CD4⁺ and CD8⁺ T cells, as key components of the immune system, can effectively reflect the changes in immune function in the body [20–22]. In this study, we found that after propofol application in groups A and B, all CD3+, CD4+, CD8+, and CD4+/CD8+ T cells changed significantly on day 1 compared with those before propofol application, then in the trend of recovery on day 3, which indicated that intravenous anesthesia by propofol had only transient effect on the immune function of patients and this was helpful for the recovery of postoperative immune function of patients. The reason for this may be that propofol is less irritating to the patient's body and will not cause too much stress and inflammatory response to the patient [23, 24].

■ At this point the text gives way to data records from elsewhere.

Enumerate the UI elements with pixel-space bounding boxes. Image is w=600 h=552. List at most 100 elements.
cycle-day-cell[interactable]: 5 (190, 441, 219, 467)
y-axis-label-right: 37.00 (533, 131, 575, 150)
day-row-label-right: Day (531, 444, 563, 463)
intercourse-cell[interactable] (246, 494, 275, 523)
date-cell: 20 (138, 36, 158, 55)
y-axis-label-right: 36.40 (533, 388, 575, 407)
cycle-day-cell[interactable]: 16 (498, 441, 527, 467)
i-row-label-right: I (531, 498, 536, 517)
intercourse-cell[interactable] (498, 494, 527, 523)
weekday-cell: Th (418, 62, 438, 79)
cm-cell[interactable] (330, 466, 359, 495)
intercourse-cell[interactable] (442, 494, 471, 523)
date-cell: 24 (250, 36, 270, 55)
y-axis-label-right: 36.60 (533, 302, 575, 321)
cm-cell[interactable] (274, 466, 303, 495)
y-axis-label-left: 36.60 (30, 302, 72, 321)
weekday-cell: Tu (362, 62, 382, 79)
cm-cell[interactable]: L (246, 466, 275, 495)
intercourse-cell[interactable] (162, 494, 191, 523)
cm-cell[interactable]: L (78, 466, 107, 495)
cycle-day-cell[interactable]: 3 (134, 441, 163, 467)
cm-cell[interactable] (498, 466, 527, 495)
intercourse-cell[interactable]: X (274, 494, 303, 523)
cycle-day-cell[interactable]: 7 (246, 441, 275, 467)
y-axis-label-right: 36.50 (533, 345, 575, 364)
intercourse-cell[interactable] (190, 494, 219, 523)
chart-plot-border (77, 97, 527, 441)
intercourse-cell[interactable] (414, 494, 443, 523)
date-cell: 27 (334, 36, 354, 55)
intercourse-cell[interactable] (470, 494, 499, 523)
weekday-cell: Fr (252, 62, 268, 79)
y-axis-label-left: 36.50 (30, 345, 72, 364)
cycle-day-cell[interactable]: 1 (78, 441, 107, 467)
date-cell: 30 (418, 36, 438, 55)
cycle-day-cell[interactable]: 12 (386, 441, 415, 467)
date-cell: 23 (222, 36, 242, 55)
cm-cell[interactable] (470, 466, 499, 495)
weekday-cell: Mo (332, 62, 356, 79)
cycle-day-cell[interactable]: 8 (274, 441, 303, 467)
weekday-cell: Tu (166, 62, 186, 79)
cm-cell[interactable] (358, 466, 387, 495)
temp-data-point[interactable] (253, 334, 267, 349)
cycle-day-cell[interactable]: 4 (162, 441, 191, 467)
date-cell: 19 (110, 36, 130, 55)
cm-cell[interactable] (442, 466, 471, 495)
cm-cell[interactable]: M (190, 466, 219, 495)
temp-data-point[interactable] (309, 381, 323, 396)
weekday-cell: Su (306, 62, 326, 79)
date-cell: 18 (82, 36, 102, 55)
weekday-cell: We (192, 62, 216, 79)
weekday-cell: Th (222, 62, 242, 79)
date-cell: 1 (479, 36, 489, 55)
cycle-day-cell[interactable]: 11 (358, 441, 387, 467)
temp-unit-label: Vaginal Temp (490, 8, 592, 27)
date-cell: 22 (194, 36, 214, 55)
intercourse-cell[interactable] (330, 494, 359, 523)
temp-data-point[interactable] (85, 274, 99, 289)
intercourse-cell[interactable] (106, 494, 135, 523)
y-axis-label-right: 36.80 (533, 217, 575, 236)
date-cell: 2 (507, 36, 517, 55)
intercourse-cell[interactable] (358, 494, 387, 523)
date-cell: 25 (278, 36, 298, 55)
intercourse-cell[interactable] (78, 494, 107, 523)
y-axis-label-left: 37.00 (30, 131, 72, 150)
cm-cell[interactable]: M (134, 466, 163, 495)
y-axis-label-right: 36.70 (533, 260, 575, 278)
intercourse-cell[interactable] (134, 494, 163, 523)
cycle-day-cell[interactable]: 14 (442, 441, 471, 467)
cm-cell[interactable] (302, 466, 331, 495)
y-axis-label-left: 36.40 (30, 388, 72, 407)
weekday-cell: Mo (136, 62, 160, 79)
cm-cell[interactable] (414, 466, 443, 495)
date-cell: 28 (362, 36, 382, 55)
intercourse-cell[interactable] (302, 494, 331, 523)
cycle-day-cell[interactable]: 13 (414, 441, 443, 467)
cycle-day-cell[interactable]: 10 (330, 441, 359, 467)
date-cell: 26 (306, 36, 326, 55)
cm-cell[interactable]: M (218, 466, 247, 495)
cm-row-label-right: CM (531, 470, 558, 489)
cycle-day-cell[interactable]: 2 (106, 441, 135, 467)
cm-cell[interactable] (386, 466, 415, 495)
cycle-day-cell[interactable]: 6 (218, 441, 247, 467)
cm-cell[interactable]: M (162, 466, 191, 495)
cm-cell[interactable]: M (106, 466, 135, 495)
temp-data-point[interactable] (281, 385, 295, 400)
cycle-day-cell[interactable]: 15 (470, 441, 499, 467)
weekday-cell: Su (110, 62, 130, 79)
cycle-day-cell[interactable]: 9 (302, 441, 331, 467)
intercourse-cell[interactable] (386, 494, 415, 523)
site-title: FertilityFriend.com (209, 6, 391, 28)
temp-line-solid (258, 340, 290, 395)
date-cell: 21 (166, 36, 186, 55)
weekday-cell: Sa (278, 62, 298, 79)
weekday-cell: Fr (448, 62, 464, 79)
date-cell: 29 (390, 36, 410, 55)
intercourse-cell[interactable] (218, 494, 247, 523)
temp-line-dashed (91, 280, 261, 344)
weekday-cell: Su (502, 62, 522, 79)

Although propofol is an effective anesthetic reagent and has little effect on cognitive and immune functions, it still needs to be evaluated in severe clinical conditions, such as fulminant hepatitis, hypoxia brain injury, preterm labor, or intrauterine infections during pregnancy [25–33].

All in all, the anesthesia intervention effect of propofol intravenous anesthesia in patients undergoing bladder cancer resection is remarkable, with little effect on serum NGF and S100B protein levels, and does not interfere with the recovery of patients' immune function, suggesting that it can be widely used in clinical practice.

Data Availability

The data used to support the findings of this study are available from the corresponding author upon request.

Conflicts of Interest

The authors declare no conflicts of interest.